The World Economic Forum (WEF) is one of two lead players in the Globalisation drive. The United Nations concerns itself with the political and cultural aspects. Ideally, the Nation-State develops a  regional emphasis before evolving into a supranational body, and the EU with its federal imperative is considered the ultimate prototype. The sacrifice of the obsolete Nation-State is not only expected but necessary as borders not only stymie trade but prevent cultural and political change.

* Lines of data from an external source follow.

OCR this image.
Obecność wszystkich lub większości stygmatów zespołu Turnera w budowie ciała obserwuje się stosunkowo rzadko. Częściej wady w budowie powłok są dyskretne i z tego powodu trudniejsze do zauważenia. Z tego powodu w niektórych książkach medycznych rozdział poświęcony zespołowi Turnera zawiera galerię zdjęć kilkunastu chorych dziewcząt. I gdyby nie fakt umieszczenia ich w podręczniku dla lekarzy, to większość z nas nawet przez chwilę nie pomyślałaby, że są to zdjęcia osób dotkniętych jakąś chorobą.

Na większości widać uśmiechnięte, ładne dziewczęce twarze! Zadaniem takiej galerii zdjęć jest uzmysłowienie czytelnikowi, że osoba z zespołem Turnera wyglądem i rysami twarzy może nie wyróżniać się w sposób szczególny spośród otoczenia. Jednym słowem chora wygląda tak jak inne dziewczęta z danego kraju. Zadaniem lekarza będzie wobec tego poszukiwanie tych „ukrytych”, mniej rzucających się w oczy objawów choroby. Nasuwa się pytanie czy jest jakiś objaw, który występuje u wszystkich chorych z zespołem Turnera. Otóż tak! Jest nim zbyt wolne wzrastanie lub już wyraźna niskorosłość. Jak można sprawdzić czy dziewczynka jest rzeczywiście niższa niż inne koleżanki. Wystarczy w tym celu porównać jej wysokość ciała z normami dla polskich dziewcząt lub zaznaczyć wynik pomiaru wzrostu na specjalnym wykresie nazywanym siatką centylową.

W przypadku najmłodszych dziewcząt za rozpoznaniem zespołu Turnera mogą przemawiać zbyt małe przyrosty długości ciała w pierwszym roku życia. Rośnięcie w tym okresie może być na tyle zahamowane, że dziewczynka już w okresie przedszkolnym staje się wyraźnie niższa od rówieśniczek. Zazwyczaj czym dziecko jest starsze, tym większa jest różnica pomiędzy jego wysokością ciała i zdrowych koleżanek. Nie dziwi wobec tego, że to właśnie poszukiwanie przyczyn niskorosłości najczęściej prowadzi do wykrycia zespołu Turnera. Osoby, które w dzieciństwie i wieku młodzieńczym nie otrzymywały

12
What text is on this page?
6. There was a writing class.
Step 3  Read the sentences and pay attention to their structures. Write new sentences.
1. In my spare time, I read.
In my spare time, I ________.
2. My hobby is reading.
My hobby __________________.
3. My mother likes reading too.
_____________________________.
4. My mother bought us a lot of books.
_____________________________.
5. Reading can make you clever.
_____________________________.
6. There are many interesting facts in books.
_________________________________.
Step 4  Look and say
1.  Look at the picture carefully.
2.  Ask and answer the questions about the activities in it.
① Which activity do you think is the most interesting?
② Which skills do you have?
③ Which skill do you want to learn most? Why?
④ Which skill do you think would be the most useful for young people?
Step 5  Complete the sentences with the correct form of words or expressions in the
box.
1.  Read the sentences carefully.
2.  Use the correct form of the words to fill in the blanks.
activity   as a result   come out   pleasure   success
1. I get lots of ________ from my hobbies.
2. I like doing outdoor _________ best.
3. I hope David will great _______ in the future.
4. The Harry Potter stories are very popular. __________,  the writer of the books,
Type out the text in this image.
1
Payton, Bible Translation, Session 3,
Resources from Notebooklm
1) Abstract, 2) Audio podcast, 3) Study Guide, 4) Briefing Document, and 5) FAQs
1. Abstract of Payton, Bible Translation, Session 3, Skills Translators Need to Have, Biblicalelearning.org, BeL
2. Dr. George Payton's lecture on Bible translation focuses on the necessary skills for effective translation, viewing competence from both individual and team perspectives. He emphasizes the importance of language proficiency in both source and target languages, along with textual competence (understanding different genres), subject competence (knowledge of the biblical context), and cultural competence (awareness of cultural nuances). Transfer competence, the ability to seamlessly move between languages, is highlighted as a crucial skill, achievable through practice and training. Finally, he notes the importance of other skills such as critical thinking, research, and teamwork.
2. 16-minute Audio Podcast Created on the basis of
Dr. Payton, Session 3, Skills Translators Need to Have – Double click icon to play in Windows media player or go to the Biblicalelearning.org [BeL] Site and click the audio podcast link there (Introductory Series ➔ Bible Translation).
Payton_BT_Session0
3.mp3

The WEF is certain about its mission. It “engages the foremost…leaders of society to shape global, regional and industry agendas…progress happens by bringing together people from all walks of life who have the drive and influence to make positive change”. This mission is enacted through a multi-pronged agenda to tackle “the most significant global challenges through public-private collaboration”. The WEF seeks to “shape the future of economic progress”…it wants to develop a geostrategic global platform to reach “across regional, political and national boundaries” It wants to manage “the future of environment and natural resource security”. Some though are becoming less convinced that this change is solely positive. There are losers as well as winners as wealth redistribution is increasingly utilised.

The WEF mission will be so much dust if World debt becomes unsustainable. The Euro currency area will not be able to tolerate an Italian default and the new Government has declared a massive new spending spree. Pushing against the tide. It will be interesting to see if they step back from that manifesto pledge as it is a clear contravention of EU spending and economic stability rules. There are many potential vulnerabilities and several nations need to question the WEF agenda that encourages borrowing. Interest rates at less than 1 per cent or even zero have only one possible interpretation. Is economic sanity now secondary to idealism? The WEF is in lockstep with the UN’s 2030 agenda. One of the partners needs to step back and take a cool look at the situation on the ground. Compromising the First World will never be useful to the Third World. Excessive debt masquerading as investment is folly no matter how virtuous or tempting, or cheap. Costs can only go up. Not only is the Money Tree running short of fruit, it is old and diseased and future crops will not meet demand. Burdening future generations with massive debt is a situation that should truly focus everyone’s moral zeal.